Familial occurrence of lupus anticoagulant was reported by Exner et al. (1980) and Mackie et al. (1987). In these reports, the index cases had systemic lupus erythematosus or related immune disorders, while many of their family members had a variety of clinical serologic features suggestive of a lupus-like syndrome. Matthey et al. (1989) described a family in which several members had anticardiolipin antibodies and 2 had lupus anticoagulant, but all were asymptomatic.
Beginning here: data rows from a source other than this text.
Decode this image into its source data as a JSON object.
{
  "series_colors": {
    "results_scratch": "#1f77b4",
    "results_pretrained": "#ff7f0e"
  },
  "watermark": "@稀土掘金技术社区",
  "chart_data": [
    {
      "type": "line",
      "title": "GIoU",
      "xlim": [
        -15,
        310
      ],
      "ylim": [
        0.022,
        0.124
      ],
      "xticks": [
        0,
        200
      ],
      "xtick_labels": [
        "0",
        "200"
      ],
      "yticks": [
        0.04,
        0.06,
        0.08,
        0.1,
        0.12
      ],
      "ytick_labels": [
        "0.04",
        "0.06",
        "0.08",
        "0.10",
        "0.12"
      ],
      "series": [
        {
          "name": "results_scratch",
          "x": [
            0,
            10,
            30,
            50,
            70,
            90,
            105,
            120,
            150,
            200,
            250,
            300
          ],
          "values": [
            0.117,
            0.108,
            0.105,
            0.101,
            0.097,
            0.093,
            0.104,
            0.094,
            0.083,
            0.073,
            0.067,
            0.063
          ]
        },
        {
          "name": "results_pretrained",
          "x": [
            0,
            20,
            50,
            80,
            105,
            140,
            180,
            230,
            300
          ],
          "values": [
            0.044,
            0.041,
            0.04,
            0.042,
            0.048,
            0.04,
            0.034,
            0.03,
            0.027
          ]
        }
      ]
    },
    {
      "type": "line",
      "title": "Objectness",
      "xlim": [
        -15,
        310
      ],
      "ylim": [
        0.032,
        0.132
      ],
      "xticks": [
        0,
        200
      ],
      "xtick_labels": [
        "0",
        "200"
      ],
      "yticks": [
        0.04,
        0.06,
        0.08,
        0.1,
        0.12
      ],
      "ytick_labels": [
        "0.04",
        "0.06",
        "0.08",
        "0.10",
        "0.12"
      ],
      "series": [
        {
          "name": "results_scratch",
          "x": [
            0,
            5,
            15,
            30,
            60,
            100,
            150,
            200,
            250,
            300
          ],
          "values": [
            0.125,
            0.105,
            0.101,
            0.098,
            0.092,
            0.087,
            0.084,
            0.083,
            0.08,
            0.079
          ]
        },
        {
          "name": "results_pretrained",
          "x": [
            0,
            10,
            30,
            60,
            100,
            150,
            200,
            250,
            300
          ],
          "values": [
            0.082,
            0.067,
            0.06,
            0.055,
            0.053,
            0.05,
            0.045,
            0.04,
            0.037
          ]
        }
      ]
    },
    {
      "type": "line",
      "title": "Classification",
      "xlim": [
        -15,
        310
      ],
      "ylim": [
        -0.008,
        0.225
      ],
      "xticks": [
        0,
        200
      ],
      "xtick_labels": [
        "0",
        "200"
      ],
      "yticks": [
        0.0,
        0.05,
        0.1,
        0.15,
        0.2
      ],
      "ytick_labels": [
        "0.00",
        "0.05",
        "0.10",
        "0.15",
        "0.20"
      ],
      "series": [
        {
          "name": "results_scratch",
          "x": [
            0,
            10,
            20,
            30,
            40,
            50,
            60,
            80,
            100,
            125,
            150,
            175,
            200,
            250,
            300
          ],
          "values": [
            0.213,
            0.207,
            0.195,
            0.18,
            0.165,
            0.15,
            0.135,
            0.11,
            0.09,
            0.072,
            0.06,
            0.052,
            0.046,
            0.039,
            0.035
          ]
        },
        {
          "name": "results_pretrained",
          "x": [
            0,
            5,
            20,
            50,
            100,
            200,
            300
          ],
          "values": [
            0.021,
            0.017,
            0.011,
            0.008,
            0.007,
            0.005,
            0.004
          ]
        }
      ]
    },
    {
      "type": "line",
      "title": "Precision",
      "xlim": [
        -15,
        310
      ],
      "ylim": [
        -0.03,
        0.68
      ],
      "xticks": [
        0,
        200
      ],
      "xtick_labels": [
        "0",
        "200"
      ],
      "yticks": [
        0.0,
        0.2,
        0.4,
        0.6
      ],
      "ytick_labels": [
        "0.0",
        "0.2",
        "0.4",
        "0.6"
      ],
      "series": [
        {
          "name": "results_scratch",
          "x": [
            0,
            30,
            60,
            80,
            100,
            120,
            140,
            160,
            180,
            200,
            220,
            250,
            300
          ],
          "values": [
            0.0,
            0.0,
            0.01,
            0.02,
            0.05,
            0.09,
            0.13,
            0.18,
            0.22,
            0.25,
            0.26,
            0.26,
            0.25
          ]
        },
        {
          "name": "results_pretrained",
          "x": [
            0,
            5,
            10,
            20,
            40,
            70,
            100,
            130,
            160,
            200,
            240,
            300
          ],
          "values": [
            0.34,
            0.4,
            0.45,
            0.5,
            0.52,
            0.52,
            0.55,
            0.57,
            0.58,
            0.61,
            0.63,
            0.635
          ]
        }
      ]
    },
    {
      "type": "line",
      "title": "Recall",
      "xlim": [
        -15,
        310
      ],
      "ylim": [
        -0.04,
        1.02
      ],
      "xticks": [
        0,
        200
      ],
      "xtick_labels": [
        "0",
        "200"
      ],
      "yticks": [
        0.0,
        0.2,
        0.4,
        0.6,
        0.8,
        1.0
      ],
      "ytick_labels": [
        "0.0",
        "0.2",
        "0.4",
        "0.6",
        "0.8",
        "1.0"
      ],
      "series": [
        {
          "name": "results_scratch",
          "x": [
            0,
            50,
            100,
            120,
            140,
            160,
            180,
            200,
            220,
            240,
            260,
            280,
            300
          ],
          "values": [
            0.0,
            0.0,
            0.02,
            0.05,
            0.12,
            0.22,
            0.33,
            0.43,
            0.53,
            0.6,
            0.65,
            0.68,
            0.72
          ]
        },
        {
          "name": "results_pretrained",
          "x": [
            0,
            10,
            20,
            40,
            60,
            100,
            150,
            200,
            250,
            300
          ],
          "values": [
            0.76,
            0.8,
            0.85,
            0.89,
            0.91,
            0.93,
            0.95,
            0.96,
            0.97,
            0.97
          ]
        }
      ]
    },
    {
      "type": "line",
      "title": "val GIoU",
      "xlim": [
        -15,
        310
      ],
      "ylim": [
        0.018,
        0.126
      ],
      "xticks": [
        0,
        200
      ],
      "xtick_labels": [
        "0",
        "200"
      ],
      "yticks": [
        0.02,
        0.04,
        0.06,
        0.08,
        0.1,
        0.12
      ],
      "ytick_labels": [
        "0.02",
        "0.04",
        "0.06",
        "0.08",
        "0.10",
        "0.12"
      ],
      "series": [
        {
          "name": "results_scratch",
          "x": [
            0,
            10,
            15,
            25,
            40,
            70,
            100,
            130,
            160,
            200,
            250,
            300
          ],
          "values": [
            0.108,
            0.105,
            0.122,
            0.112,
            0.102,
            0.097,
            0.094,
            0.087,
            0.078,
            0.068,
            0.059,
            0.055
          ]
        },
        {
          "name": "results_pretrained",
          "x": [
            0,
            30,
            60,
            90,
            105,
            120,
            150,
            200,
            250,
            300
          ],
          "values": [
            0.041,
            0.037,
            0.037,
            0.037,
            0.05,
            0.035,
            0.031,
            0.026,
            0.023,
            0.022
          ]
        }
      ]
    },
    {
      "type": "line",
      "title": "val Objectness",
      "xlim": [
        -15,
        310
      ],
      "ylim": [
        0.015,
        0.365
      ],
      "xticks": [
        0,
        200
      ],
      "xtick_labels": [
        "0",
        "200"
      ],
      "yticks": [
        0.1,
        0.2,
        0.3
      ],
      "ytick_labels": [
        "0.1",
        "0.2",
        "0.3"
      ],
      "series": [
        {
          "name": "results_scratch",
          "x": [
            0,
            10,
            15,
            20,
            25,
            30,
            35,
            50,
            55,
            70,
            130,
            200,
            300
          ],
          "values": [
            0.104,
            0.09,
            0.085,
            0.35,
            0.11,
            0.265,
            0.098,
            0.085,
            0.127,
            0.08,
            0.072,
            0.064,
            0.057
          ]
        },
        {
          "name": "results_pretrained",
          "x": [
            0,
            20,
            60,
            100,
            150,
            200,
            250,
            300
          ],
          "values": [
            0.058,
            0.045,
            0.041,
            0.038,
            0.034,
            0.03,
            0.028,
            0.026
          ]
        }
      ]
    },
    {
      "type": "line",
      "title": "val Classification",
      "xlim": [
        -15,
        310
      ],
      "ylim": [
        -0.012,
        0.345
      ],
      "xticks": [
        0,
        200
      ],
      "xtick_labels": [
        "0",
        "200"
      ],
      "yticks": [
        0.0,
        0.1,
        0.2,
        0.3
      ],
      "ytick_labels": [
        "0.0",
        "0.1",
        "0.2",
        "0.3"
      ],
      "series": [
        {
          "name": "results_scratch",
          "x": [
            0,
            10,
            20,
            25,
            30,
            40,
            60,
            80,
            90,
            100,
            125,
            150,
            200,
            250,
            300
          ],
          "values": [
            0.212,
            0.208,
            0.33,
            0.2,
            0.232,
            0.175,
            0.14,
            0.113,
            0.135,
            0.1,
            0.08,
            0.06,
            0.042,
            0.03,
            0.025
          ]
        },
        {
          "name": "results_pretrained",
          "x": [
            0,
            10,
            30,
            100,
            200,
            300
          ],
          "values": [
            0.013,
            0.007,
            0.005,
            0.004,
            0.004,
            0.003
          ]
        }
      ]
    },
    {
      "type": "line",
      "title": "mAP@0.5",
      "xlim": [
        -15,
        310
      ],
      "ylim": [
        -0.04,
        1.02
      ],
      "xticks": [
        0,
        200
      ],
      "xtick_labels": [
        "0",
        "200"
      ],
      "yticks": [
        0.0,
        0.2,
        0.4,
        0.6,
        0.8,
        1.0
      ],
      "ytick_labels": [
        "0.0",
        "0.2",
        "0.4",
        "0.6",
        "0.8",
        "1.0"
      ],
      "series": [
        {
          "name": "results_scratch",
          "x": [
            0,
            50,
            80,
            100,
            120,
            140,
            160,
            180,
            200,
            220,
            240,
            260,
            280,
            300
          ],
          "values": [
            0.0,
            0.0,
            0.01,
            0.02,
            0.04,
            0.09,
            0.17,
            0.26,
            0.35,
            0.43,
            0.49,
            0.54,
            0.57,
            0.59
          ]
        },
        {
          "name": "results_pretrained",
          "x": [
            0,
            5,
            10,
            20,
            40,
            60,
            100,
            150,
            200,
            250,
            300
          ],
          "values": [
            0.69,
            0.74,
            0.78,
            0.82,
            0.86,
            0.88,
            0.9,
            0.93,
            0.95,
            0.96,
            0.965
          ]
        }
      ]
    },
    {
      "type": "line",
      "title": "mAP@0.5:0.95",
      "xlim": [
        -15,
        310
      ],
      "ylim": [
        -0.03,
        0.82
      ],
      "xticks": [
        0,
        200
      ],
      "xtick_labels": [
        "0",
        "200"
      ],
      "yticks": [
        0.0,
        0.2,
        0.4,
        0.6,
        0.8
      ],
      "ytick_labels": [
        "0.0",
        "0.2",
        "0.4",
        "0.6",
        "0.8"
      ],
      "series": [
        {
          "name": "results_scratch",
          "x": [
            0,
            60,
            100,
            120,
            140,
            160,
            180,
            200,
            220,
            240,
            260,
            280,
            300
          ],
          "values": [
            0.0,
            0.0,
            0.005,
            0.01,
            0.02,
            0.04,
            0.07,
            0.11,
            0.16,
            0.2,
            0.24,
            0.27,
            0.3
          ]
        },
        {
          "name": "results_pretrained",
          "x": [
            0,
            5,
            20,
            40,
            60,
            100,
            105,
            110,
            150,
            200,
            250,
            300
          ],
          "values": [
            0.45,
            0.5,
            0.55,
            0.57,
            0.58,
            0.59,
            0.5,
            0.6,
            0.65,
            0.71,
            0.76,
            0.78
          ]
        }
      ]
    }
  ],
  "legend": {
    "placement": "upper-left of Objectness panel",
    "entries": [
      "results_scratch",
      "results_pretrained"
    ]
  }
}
To develop diagnostic criteria for a familial form of antiphospholipid syndrome, Goel et al. (1999) studied families with more than one affected member, examined possible modes of inheritance, and determined linkage to potential candidate genes. In 7 families, 30 of 101 family members met diagnostic criteria for the syndrome. Segregation studies rejected both environmental and autosomal recessive models, and the data were fitted best by either a dominant or codominant model. Linkage analysis showed independent segregation of antiphospholipid syndrome and several candidate genes.

Pathogenesis

McNeil et al. (1990) identified beta-2-glycoprotein I (B2GPI, APOH; 138700) as a cofactor required for antiphospholipid antibodies (APA) to bind to cardiolipin. These findings suggested that APA are directed against a complex antigen that includes B2GPI. In addition, B2GPI bound to anionic phospholipids in the absence of anticardiolipin antibodies. McNeil et al. (1990) hypothesized that anticardiolipin APA may interfere with the function of apoH in vivo, which may explain the association of these antibodies with thrombotic tendencies.

Molecular Genetics

Hirose et al. (1999) found that a polymorphism in the APOH gene (V247L) was significantly associated with decreased levels of anti-beta-2-glycoprotein I (B2GPI) antibodies in Asian patients with antiphospholipid syndrome in a study of 370 healthy controls from different racial backgrounds and 149 patients with APS. The V allele and the VV genotype were found more frequently among Asian patients with antiphospholipid syndrome than among controls (p = 0.0028 and p = 0.0023, respectively). There were no significant differences in allele or genotype frequencies when comparing Caucasian or African American APS patients with appropriate controls. The differences in allele and genotype frequencies seen in Asian APS patients were restricted to those with anti-B2GPI antibodies.

Animal Model

In a mouse model of antiphospholipid syndrome induced by passive transfer of human antiphospholipid antibodies, Girardi et al. (2003) showed that complement activation plays an essential and causative role in fetal loss and tissue injury. Specifically, they identified the proinflammatory sequelae of the interaction of C5a and C5a receptor (C5R1; 113995) and the recruitment of neutrophils as the critical intermediates linking pathogenic antiphospholipid antibodies to fetal damage. Their conclusions were based on the fetal protective effects of C5a receptor deficiency and C5a receptor antagonist peptide, the similar findings with anti-C5 mouse antibody and in C5 -/- mice, where C5a generation is prevented, and the effects of neutrophil depletion.